Greatest of the structures arrayed before him was the Temple of All Knowledge, a towering pyramid of pink and black marble, crowned with a dome of glittering blue stone and a forest of iron spires that pierced the sky and pumped toxic clouds into the atmosphere.
Vast pilasters framed a yawning gateway at its base, the marble inscribed with millions of mathematical formulae and proofs, many of which had been developed by Kelbor-Hal himself. Mightier, and home to more workers, priests and servitors than the Mondus Gamma complex of Urtzi Malevolus - where untold thousands of suits of battle plate and weapons were produced to supply the Astartes Legions of the Crusade - the Olympus Mons forge was less a building and more of a region.
The Fabricator General knew he should be proud of his accomplishments, for he had uncovered more technology than any before him and had overseen the longest reign of increasing production quotas in the Mechanicum's long history.
But pride, like many other emotional responses, had all but vanished as the organic cogitator once housed in his skull had been gradually replaced with synthetic synapses and efficient conduits for logical thought. The Fabricator General was over eighty per cent augmetic, barely anything that could be called human remaining of his birth-flesh, a fact of which he was supremely glad.
While the fleshy organ remained in his head, he could feel every biological portion decaying with each passing moment, each relentless tick of the clock a moment closer to the grave and the loss of everything he had learned over the centuries.
No, it was better to be free of flesh and the doubts it fostered.
Far below, thousands of workers filed along the stone-flagged roadway of the Via Omnissiah, its surface worn into grooves by the sandalled feet of a billion supplicants. A score of Battle Titans lined the wide road, their majesty and power reminding the inhabitants of his city, though they needed no reminding, of their place in the equation that was the workings of Mars.
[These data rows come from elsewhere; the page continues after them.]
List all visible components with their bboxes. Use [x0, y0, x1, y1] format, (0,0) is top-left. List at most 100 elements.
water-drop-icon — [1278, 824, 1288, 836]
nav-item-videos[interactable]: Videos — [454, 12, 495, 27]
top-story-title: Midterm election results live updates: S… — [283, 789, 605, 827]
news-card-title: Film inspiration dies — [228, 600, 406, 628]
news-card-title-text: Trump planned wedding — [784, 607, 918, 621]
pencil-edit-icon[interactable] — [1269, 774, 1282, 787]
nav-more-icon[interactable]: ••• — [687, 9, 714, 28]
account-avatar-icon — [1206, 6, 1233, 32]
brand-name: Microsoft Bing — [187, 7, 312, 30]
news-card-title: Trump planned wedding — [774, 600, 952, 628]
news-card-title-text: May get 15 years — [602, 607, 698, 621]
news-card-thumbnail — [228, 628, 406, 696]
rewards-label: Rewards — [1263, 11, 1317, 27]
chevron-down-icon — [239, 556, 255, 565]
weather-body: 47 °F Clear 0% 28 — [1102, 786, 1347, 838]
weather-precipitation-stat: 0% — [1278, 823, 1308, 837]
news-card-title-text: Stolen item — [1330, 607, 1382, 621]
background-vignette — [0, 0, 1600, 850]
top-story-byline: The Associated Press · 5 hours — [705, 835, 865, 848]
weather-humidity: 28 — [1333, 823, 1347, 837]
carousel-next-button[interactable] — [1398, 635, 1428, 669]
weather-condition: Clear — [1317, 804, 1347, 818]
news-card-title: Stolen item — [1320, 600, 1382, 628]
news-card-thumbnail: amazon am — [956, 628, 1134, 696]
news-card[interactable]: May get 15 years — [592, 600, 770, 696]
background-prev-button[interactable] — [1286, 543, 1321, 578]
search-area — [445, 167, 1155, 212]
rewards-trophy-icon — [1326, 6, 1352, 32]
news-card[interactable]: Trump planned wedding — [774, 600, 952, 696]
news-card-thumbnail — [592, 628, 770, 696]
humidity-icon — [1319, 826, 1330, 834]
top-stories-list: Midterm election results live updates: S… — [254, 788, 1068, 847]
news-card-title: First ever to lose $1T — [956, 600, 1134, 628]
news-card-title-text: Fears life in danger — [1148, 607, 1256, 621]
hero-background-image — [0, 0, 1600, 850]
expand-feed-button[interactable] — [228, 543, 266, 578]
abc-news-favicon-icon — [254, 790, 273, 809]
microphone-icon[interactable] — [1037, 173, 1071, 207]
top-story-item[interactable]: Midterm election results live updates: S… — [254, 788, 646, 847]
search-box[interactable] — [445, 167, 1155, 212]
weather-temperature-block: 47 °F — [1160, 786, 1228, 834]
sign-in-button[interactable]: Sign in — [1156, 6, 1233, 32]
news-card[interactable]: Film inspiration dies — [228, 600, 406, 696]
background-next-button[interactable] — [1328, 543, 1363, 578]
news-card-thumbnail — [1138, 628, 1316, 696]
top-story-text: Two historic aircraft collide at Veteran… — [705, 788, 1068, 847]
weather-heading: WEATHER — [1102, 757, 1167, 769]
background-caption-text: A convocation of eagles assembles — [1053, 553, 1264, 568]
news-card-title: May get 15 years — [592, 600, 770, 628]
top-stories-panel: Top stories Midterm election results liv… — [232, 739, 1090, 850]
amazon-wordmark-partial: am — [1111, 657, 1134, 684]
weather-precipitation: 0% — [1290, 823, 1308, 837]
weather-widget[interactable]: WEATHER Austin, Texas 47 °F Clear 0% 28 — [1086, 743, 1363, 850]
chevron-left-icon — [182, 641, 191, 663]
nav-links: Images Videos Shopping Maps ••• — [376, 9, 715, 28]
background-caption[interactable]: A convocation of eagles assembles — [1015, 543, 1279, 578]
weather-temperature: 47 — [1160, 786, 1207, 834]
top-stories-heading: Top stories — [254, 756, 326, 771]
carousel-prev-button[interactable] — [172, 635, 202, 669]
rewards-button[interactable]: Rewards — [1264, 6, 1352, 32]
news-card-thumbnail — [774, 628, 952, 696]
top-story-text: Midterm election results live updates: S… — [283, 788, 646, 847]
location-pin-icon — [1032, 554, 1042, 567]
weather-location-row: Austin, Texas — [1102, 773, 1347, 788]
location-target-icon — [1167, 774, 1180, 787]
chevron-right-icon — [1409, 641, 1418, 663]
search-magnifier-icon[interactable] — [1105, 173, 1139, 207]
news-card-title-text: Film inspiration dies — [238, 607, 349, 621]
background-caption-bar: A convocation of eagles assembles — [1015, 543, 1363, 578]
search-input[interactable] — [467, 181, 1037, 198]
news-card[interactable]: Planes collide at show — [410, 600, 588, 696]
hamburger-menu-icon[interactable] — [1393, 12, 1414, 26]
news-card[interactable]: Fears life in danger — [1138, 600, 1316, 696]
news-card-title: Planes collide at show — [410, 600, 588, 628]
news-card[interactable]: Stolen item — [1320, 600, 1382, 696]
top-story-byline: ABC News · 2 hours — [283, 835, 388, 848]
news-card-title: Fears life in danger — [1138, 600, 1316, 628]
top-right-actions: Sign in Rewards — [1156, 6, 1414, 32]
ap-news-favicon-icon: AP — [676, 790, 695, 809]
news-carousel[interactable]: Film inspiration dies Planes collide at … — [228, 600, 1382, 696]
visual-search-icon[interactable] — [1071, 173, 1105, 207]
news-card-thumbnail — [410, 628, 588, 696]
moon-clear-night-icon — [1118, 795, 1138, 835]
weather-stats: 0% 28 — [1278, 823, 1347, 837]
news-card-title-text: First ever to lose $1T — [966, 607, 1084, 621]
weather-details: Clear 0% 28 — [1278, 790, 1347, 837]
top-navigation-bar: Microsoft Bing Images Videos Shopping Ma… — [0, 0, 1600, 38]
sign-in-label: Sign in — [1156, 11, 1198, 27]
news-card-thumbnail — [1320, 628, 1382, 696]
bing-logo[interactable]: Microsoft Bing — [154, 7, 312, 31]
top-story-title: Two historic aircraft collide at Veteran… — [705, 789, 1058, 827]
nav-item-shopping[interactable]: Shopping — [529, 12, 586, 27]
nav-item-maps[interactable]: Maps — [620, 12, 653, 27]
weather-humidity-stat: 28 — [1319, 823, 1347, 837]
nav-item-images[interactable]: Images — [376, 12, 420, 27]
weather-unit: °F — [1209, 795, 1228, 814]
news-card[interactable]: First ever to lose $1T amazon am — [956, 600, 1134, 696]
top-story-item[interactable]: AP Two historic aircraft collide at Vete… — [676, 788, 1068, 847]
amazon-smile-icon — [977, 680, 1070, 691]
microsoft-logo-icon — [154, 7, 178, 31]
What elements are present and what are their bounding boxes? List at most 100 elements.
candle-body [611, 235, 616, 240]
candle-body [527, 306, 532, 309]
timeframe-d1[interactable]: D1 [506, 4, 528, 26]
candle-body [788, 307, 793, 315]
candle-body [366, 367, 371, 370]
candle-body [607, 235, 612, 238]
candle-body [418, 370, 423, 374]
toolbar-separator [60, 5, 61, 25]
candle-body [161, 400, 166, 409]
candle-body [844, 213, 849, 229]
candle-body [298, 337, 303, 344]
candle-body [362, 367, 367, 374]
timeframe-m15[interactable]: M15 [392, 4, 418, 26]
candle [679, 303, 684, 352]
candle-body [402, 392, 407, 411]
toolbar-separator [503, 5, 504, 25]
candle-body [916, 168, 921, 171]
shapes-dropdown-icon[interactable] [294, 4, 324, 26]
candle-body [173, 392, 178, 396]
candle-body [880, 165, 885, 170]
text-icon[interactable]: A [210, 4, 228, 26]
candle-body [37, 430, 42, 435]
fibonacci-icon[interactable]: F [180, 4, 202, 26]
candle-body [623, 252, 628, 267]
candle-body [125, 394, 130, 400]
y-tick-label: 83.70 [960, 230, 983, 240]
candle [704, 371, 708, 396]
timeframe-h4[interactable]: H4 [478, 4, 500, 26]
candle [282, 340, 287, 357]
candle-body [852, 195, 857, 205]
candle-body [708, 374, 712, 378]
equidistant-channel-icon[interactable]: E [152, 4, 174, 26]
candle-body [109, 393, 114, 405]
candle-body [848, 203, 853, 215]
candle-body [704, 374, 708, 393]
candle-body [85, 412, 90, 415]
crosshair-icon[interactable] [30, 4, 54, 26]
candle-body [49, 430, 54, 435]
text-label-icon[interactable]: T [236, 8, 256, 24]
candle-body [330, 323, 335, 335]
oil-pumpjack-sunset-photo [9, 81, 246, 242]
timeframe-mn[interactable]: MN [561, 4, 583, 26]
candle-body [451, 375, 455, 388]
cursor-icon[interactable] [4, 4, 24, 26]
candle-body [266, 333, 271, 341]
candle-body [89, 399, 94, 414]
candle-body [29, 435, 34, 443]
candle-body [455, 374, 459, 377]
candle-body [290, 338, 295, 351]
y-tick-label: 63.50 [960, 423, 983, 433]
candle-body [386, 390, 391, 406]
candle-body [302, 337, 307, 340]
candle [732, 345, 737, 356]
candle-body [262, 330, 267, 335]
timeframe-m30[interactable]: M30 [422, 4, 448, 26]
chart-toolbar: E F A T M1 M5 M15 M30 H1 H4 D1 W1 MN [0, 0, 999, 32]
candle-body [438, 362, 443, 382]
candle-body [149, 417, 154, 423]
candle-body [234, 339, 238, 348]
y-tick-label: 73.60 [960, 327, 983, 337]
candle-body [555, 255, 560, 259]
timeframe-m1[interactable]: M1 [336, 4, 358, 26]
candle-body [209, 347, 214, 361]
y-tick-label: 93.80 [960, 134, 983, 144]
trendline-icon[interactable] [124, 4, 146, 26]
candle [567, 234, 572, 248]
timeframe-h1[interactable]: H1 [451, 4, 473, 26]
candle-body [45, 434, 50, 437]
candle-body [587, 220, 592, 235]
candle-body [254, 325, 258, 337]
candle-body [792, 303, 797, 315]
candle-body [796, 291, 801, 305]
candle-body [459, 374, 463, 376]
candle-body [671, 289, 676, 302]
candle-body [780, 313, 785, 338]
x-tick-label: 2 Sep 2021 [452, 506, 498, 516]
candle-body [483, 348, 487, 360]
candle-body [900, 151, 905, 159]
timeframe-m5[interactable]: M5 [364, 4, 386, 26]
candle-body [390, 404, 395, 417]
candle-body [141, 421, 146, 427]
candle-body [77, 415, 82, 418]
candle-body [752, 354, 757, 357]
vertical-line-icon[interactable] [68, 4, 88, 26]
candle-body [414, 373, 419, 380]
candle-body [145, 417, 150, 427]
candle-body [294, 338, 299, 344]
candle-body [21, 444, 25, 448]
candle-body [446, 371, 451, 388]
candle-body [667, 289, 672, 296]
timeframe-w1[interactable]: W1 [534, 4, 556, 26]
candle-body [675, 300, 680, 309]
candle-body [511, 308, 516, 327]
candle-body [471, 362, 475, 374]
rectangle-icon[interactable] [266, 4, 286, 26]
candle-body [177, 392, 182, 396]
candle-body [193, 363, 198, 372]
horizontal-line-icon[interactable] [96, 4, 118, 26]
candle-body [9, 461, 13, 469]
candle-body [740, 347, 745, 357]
Monolithic buildings flanked the roadways - factories, machine temples, tech-shrines and engine-reliquaries - all dedicated to the worship and glorification of the Omnissiah. Vast prayer ships filled the sky above the volcano, gold-skinned zeppelins broadcasting endless streams of binaric machine language from brass megaphones. Bobbing drone-skulls trailing long streams of code on yellowed parchment swarmed behind the zeppelins like shoals of small fish.